Home World Hundreds of Haitians abandoned at sea end up in Cuba

Hundreds of Haitians abandoned at sea end up in Cuba

Cientos de haitianos abandonados en el mar recalan en Cuba

A boat with more than 800 Haitians seeking to reach the United States landed the day before in a town in central Cuba, where the migrants said they had asked for help with light signals for being adrift after the abandonment of their captain.

They were taken to a temporary reception center, The Associated Press found on Wednesday.

“We had been on Tortuga Island for two months waiting for the trip until last Saturday at 5 in the morning in a yola (a small boat) they took us to the ship,” Joyce Paul, 19, one of the women, told The Associated Press. people who arrived on the ship packed with compatriots, including nursing children and pregnant women.

In those days “there were 15 people who threw themselves into the sea because they couldn’t stand hunger. There was a herring for (each) 15 and they gave us water, ”said Paul, who traveled with an uncle, his wife and a baby at a cost of 4,000 dollars per person.

842 people were traveling, including 70 children and 97 women -two pregnant-, indicated the journalist Máximo Luz, from the official broadcaster Telecubanacán on his Facebook portal.

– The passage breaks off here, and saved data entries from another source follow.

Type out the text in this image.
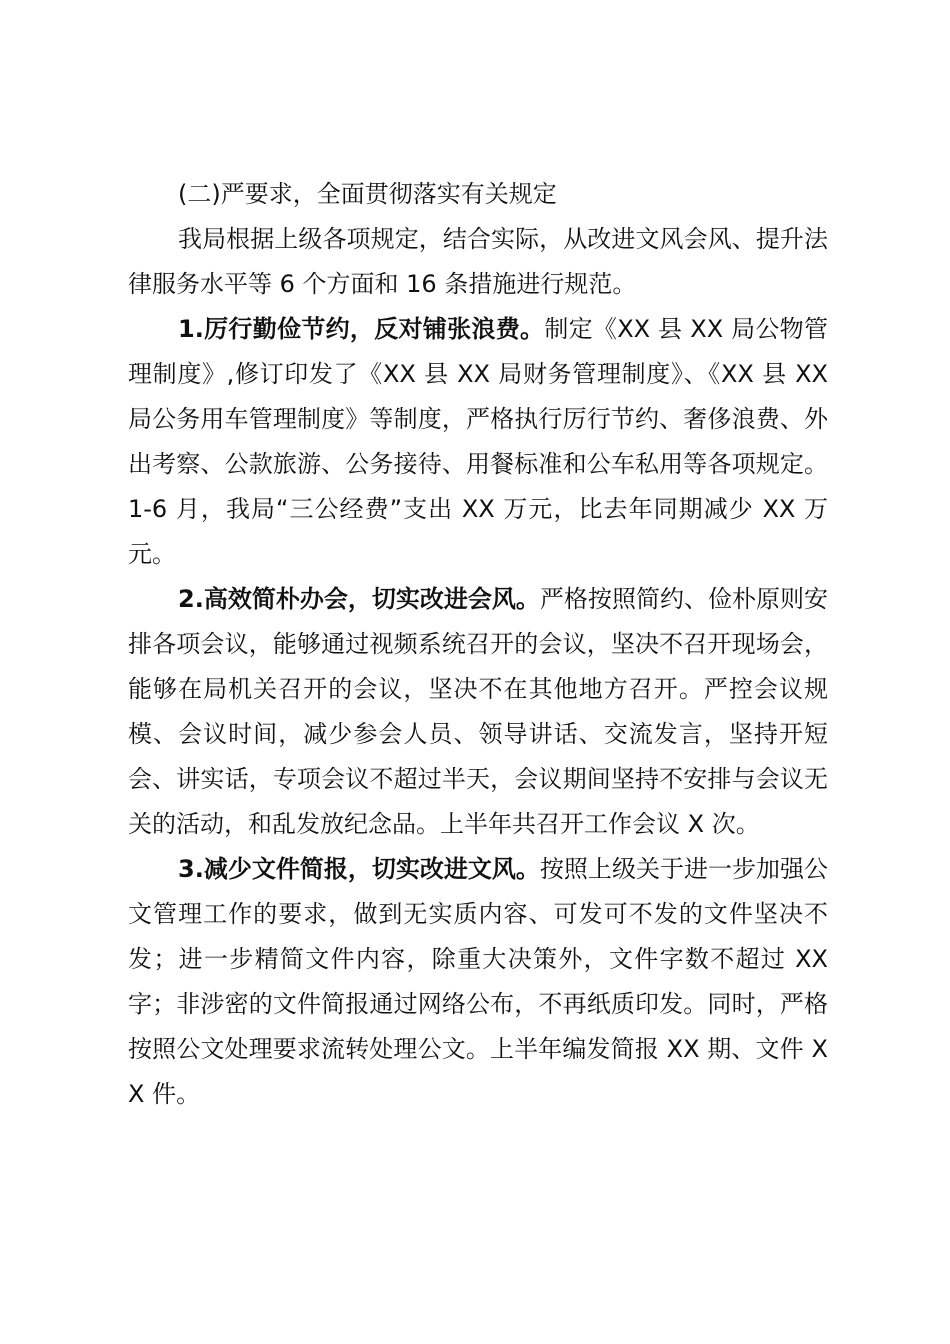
(二)严要求，全面贯彻落实有关规定

我局根据上级各项规定，结合实际，从改进文风会风、提升法律服务水平等 6 个方面和 16 条措施进行规范。

1.厉行勤俭节约，反对铺张浪费。制定《XX 县 XX 局公物管理制度》,修订印发了《XX 县 XX 局财务管理制度》、《XX 县 XX 局公务用车管理制度》等制度，严格执行厉行节约、奢侈浪费、外出考察、公款旅游、公务接待、用餐标准和公车私用等各项规定。1-6 月，我局“三公经费”支出 XX 万元，比去年同期减少 XX 万元。

2.高效简朴办会，切实改进会风。严格按照简约、俭朴原则安排各项会议，能够通过视频系统召开的会议，坚决不召开现场会，能够在局机关召开的会议，坚决不在其他地方召开。严控会议规模、会议时间，减少参会人员、领导讲话、交流发言，坚持开短会、讲实话，专项会议不超过半天，会议期间坚持不安排与会议无关的活动，和乱发放纪念品。上半年共召开工作会议 X 次。

3.减少文件简报，切实改进文风。按照上级关于进一步加强公文管理工作的要求，做到无实质内容、可发可不发的文件坚决不发；进一步精简文件内容，除重大决策外，文件字数不超过 XX 字；非涉密的文件简报通过网络公布，不再纸质印发。同时，严格按照公文处理要求流转处理公文。上半年编发简报 XX 期、文件 XX 件。
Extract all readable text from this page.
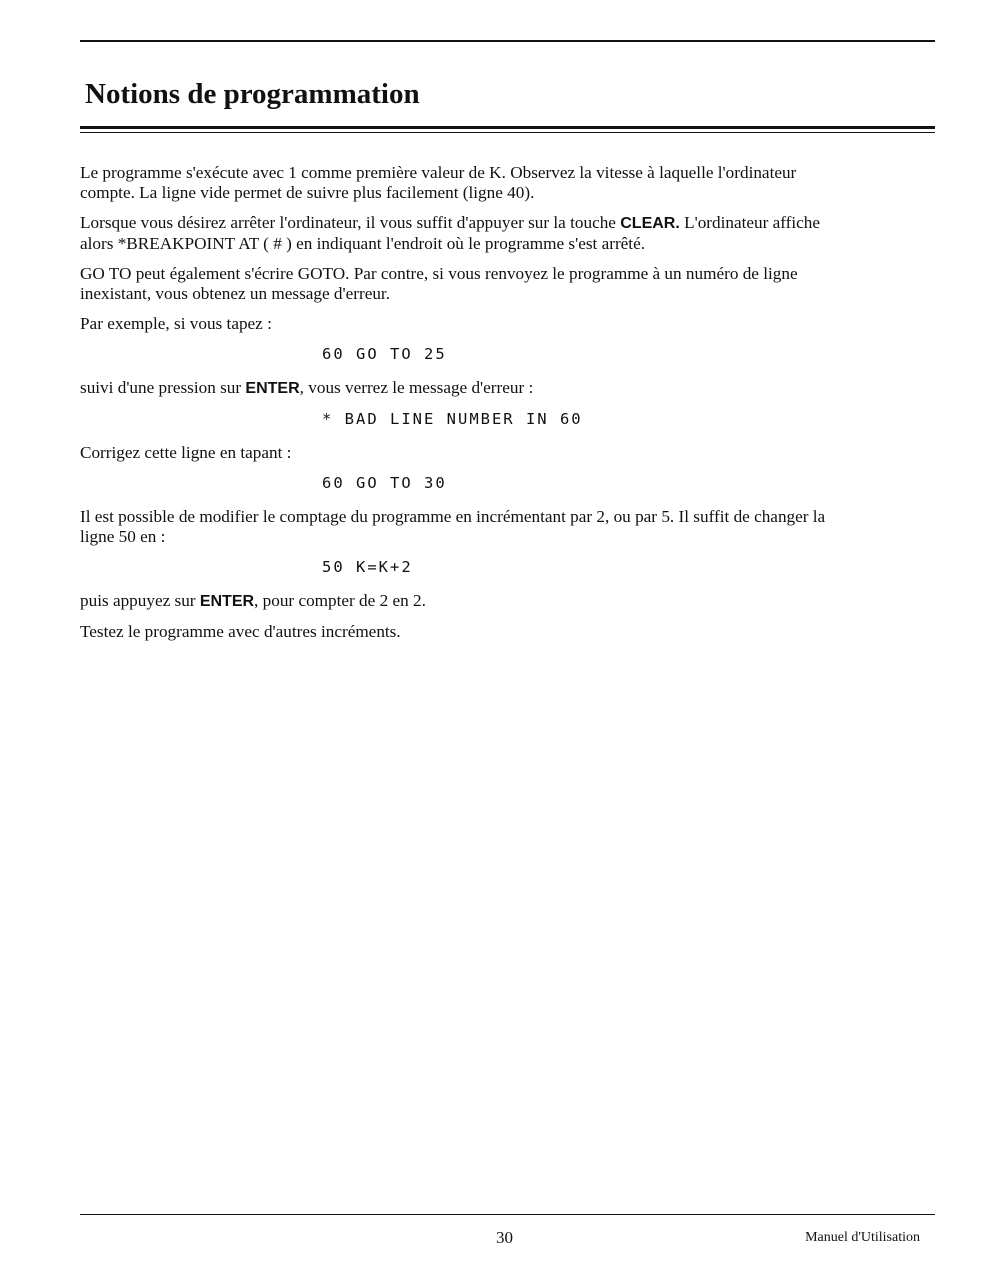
Notions de programmation

Le programme s'exécute avec 1 comme première valeur de K. Observez la vitesse à laquelle l'ordinateur compte. La ligne vide permet de suivre plus facilement (ligne 40).

Lorsque vous désirez arrêter l'ordinateur, il vous suffit d'appuyer sur la touche CLEAR. L'ordinateur affiche alors *BREAKPOINT AT ( # ) en indiquant l'endroit où le programme s'est arrêté.

GO TO peut également s'écrire GOTO. Par contre, si vous renvoyez le programme à un numéro de ligne inexistant, vous obtenez un message d'erreur.

Par exemple, si vous tapez :

60 GO TO 25

suivi d'une pression sur ENTER, vous verrez le message d'erreur :

* BAD LINE NUMBER IN 60

Corrigez cette ligne en tapant :

60 GO TO 30

Il est possible de modifier le comptage du programme en incrémentant par 2, ou par 5. Il suffit de changer la ligne 50 en :

50 K=K+2

puis appuyez sur ENTER, pour compter de 2 en 2.

Testez le programme avec d'autres incréments.

30	Manuel d'Utilisation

According to the story of this family, the captain of the ship abandoned them at dawn on Tuesday. When he left, he took everyone’s phones in another small boat and left them on board without a pilot. In parallel, the ship began to tilt. Through light signals with a flashlight, the migrants managed to attract the attention of the inhabitants of the Cuban coast.

The arrival took place on Tuesday at a point called Villa Blanca, in the vicinity of the town of Caibarién – some 300 kilometers east of Havana – in the province of Villa Clara with the participation of border guard units and rescuers.

The migrants “intended to arrive by irregular means to the United States” although, Luz explained, “the adverse navigation conditions” brought them to Cuba, where “they requested the help of the border guard troops.”

There was no official version of the details of what happened.

The official Cubadebate website showed images of a gray boat of medium draft and crowded with people in the vicinity of the coast before being evacuated. In other photographs you can see the work of the rescuers and soldiers who supported the Haitians’ arrival on land and then the migrants in a line receiving face masks.

They were later taken to the temporary reception center. The place, one kilometer from the beach, consists of small cement huts with tiled roofs and colorfully painted walls. On Wednesday afternoon some Haitians there played soccer or board games.

Although it is not unusual for Haitian migrants traveling north to end up in Cuba due to winds and ocean currents, such a large group has never been reported.

Miguel Ángel Fernández, head of the Red Cross in Villa Clara province, indicated that the 842 Haitians had received medical attention and first aid. “They are in quarantine,” he told the AP, adding that they will be in that condition for between 72 hours and five days.

For her part, Arletys Ramos, a municipal epidemiology director, indicated that Haitians are monitored in relation to diseases such as COVID-19, malaria and cholera and although no one is seriously ill, they had to intervene to control some dehydrated and others with affections. on the skin.

These 842 migrants are expected to be returned to Haiti under existing agreements between that country and Havana, Cubadebate said.

A crumbling economy and a surge in gang-related violence and kidnappings in Haiti prompted thousands to flee the country last year and according to US authorities the number of detainees in and around US jurisdictions in the Caribbean is has doubled.

“There is a lot of insecurity, there is my God,” said Paul when asked why he had left Port-au-Prince to go to Tortuga to begin this journey. According to the man, his two sisters were murdered by gangs.

On Tuesday, the US Coast Guard said it detained a freighter carrying about 153 Haitian migrants near the Florida Keys. Earlier this month, that force found 36 people of that nationality and found 11 dead, all women, after a boat capsized in northwestern Puerto Rico.

The rescue came just days after another 68 migrants were rescued in treacherous waters between Puerto Rico and the Dominican Republic, which share the island of Hispaniola with Haiti.

In April, the Coast Guard saw more than 130 Haitian migrants aboard a ship near the Bahamas, and a month earlier another 140 migrants landed in the Keys.

Coast Guard crews have intercepted some 4,500 Haitians since October of last year. Many were trying to land in the Keys in overloaded boats. More than 3,000 such migrants have been found since mid-March, indicating the pace has quickened this spring.

In February, a group of 292 Haitians had arrived in the Cuban province of Ciego de Ávila.